Mitologização e diversionismo
É claro que essa bomba semiótica
é direcionada para a opinião pública, e não para a dos próprios Black blocs. A
reação deles é naturalmente de crítica e ódio contra a “manipulação midiática”
para “denegri-los”. Queimar exemplares dessas revistas para as câmeras
reverte-se, ironicamente, a favor daquilo que tentam criticar: transforma-se em estratégia de
diversionismo ao desviar o foco de atenção da saturação linguística da
estratégia good-bad girl para uma
suposta conspiração para criminalizá-los.
Mesmo mascarados, os black blocs são individualizados e personalizados dentro da estratégia midiática de mitologização |
Uma foto de capa de revista
visivelmente posada e bem produzida (no vão livre do MASP, embora “Dani
Pantera” seja moradora da periferia de São Paulo), deveria inspirar na opinião
pública uma impressão de saturação e artificialismo. Porém, a estratégia de
diversionista (destacar as reações raivosas dos black blocs) acaba conferindo um
significado “jornalístico” a uma estratégia que é pura propaganda.
O destaque aos desagravos dos black
blocks abre para um terceiro mecanismo de bomba semiótica: a mitologização.
Para o semiólogo francês Roland Barthes, as mitologias modernas seriam uma fala ou mensagem que pertence a um
sistema semiológico parasitário e extensivo a um primeiro sistema (fotografia,
pintura, cartaz, rito, objeto etc.) que passa a ser dominado por ela,
atribuindo-lhe um novo significado estereotipado e arbitrário e que deforma o
sentido original. Esse novo signo criado é consumido pelos receptores como um
sentido inato e harmônico, encobrindo-se a operação semiológica arbitrária que
lhe deu origem.
Em uma
amostragem aleatória de 400 fotos do Google Imagem, pode-se chegar a uma
porcentagem de quase 70% de fotos que tendem a individualizar os black blocs –
composições de imagens que privilegiam o indivíduo ao invés do grupo.

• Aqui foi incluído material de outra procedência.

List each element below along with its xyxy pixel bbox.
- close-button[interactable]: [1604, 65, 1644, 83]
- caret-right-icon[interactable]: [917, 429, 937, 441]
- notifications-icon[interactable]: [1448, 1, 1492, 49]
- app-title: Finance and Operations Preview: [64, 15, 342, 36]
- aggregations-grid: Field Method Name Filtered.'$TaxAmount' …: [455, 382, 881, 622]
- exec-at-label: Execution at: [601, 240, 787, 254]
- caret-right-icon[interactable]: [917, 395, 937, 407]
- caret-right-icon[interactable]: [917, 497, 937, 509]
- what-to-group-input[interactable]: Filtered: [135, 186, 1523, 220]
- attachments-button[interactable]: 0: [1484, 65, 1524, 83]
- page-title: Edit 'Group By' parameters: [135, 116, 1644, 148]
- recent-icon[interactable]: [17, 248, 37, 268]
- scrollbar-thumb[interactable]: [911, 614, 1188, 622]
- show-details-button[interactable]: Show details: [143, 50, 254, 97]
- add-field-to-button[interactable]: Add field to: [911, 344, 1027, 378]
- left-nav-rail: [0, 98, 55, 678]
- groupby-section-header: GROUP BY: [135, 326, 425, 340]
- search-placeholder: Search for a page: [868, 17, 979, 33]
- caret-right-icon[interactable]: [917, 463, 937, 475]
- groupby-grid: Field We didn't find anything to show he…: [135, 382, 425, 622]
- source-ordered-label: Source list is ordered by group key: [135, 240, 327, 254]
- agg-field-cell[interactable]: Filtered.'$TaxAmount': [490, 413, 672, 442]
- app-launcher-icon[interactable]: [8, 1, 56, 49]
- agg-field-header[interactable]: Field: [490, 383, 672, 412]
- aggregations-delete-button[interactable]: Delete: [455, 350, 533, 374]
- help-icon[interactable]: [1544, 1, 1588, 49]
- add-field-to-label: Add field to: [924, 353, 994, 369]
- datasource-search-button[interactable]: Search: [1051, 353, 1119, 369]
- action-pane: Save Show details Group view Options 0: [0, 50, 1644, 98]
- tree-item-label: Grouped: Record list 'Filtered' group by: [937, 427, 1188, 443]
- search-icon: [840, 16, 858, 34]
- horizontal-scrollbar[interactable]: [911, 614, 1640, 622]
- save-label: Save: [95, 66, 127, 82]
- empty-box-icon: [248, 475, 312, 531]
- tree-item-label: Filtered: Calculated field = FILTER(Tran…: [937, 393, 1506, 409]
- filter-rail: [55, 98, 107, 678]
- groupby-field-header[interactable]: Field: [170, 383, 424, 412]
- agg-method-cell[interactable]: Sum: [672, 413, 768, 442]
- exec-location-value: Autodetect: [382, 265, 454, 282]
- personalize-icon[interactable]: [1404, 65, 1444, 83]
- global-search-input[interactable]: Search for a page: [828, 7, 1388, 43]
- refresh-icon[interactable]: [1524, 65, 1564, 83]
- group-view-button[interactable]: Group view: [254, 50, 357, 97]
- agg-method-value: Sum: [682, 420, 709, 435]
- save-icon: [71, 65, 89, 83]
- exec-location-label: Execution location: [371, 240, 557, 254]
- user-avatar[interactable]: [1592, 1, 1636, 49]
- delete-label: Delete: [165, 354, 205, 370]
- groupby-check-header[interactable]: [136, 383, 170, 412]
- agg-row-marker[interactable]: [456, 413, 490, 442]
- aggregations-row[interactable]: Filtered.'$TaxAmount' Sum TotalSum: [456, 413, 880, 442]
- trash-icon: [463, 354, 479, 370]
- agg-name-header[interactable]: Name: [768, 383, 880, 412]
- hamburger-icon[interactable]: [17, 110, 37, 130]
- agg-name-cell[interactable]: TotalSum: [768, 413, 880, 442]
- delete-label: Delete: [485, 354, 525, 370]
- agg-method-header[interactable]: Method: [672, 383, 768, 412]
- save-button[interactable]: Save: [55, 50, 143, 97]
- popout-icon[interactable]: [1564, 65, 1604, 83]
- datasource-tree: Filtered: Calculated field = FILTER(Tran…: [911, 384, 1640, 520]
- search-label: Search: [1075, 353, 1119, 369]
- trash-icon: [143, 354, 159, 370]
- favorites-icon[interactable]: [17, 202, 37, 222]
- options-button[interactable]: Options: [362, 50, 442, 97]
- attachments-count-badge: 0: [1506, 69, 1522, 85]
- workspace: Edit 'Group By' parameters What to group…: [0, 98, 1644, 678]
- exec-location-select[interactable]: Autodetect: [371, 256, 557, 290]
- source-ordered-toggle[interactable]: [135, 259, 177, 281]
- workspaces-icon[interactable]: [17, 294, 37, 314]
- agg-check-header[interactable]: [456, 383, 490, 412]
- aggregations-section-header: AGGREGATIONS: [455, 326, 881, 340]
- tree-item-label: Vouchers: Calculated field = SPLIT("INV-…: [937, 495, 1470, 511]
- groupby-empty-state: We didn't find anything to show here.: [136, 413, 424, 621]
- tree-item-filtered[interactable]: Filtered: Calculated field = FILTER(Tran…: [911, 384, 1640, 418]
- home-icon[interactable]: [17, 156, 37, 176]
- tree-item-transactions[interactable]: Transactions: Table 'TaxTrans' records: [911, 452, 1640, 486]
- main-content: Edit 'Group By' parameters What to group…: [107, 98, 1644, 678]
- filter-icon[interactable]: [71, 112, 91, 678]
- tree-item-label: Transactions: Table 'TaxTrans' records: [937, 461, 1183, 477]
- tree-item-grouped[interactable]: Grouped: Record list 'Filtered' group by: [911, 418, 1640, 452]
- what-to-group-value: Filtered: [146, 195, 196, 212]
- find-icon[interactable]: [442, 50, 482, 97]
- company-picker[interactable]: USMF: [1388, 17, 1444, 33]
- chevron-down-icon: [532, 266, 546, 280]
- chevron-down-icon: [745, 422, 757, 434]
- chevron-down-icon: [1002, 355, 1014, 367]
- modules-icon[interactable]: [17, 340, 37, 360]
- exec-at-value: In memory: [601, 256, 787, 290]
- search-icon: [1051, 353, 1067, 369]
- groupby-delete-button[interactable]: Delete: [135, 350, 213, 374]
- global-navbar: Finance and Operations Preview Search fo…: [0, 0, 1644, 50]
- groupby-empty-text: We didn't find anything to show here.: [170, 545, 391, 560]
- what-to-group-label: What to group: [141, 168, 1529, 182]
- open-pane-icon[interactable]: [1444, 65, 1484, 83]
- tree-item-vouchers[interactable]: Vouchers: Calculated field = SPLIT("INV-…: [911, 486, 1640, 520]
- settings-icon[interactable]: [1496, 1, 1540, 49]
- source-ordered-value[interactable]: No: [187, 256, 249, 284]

Composições em contra-plongee (ponto
de vista de baixo para cima por diversos ângulos de inclinação que
retoricamente atribui uma conotação heroica e idealista) alcançam um número significativo
em torno de 30% .
Esse princípio metonímico da
parte substituir o todo (ou o indivíduo no lugar do grupo) é até um princípio
jornalístico da definição de “notícia”: o drama individual é mais atraente do
que uma calamidade coletiva. Com isso, criam-se os clichês da mitologização do
coletivo – casais que demonstram ternura em meio aos quebra-quebras, o indivíduo
diante forças visualmente maiores que ele (massa de escudos da polícia de
choque, enormes labaredas das chamas etc. – quem não se lembra da imagem de um
indivíduo parando uma coluna de tanques nos protestos da Praça da Paz Celestial
na China em 1989, eleito pela revista Time uma das imagens mais marcantes do
século XX).
Mas o que finalmente concretiza
a mitologia é a sua dessimbolização: além da individualização e personalização,
o esvaziamento simbólico – nas fotografias há um privilégio no registro das
ações (agressões, depredações, confrontos etc.) do que na focalização nos
símbolos de identificação ideológica, seja anarquista, comunista,
anti-globalização etc.
O duplo vínculo contraditório
dessa bomba semiótica comprova a forma como a mídia vê os black blocs, com um
misto de condenação e fascínio. Mais uma evidência que se soma a uma impressão
de que a atmosfera política ficará ainda pior para o próximo ano.
Principalmente depois da ameaçadora profecia de Marina Silva de que “as
manifestações voltarão em 2014 e colocarão as coisas no lugar”.